Forgotten Shores - Toshiki Kadomatsu (2025, Ariola Japan/Sony Music)



Uscito lo scorso 30 aprile, Forgotten Shores è il terzo album di Toshiki Kadomatsu dedicato alla serie Contemporary Urban Music, dopo la pubblicazione lo scorso anno di Magic Hour – Lovers at Dusk e Tiny Scandal. In questa occasione, l’autore, produttore, arrangiatore e chitarrista giapponese ci regala un album con tutti i brani cantati, a differenza degli ultimi due, prevalentemente strumentali. L’album si contraddistingue per l’ispirazione al City Pop degli anni ’70-’80, dove musicalmente fonde melodie pop/AOR con ritmiche groove e arrangiamenti tipicamente da clima estivo. Sin dal primo brano è chiaro l’intento di Kadomatsu di celebrare l’estate, le spiagge e quella leggerezza malinconica che attraversa i suoi lavori migliori.


La scaletta, composta da otto brani interamente scritti, cantati e arrangiati da lui, si muove intorno a un’estetica marittima evocativa e immediata, riportando alla mente ricordi, luoghi perduti e sorrisi che riaffiorano come onde.

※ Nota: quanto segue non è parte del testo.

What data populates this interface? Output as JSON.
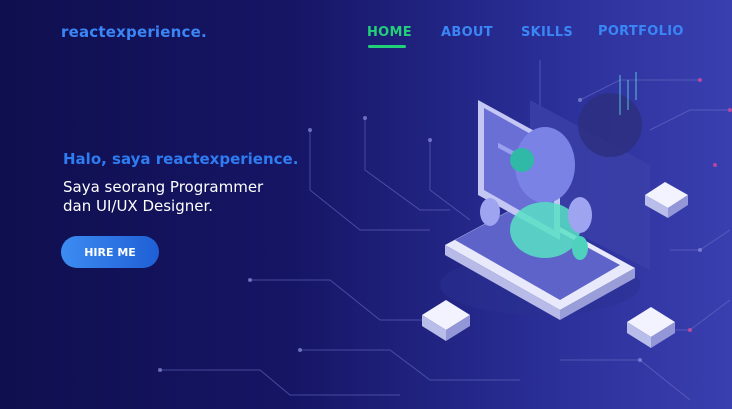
{
  "brand": "reactexperience.",
  "nav": {
    "home": "HOME",
    "about": "ABOUT",
    "skills": "SKILLS",
    "portfolio": "PORTFOLIO"
  },
  "hero": {
    "greeting": "Halo, saya reactexperience.",
    "role_line1": "Saya seorang Programmer",
    "role_line2": "dan UI/UX Designer.",
    "button_label": "HIRE ME"
  },
  "colors": {
    "accent": "#3b86f6",
    "active": "#22d07a",
    "background": "#151463"
  },
  "icons": [
    "laptop-illustration",
    "robot-illustration",
    "circuit-lines",
    "server-cube"
  ]
}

L’album è ricco di sfumature: se da un lato è forte il legame con la scena urban nipponica degli anni ’80, dall’altro si percepisce il desiderio di una scrittura più diretta, senza fronzoli, essenziale, come se la forma canzone qui adottata volesse ritrovare quella centralità andata smarrita negli album precedenti.

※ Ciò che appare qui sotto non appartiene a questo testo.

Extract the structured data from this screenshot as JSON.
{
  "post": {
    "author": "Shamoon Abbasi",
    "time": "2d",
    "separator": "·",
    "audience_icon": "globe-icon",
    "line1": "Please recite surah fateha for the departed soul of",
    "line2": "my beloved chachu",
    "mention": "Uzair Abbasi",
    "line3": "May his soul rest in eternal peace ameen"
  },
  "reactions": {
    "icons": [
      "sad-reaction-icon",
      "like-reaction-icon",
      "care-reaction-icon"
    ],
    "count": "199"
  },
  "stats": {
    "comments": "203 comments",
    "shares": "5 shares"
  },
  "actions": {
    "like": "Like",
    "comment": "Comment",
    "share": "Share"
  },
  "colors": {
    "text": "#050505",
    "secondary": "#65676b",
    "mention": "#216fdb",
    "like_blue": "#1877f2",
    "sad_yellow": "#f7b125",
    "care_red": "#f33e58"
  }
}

Le canzoni sono solari, come meglio non si potrebbero scrivere: si narra di amori perduti e spiagge dimenticate, di paesaggi marini e di libertà, di partenze improvvise, mossi dal desiderio di fuga. Tutte storie legate dal filo rosso della nostalgia, che fortunatamente Kadomatsu riesce a contenere. Se il City Pop è il tratto prevalente nell’album, non mancano momenti più ritmici, che ricordano l’R&B in stile anni ’80: riaffiora in brani come Domino CitySlave of Media (testo in cui si prende di mira la società iperconnessa) e TSUYUAKE; altrove, come in Blue SwellBeach Road e Forgotten Shores, è puro City Pop aggiornato ai nostri tempi. Non manca il momento “Quiet Storm”, se mai è stato riconosciuto in un’accezione nipponica, e lo troviamo a chiusura dell’album nella ballad You Can See The Light.


Forgotten Shores mi ha convinto per la sua freschezza e per la capacità di Kadomatsu di evocare stagioni dimenticate, senza cadere nel bozzettismo. L’album, dietro una semplicità apparente, è fatto di dettagli curati, dinamiche morbide e melodie sempre al servizio del racconto. In mezzo a tanti cialtroni che fanno degli anni ’80 un revival sciapo, andando a pescare nello scontato e nella faciloneria, Kadomatsu dimostra che il ricordo di quella stagione può ancora produrre canzoni vive, attuali e autentiche. Una perfetta colonna sonora per un’estate da immaginare, più che da rincorrere.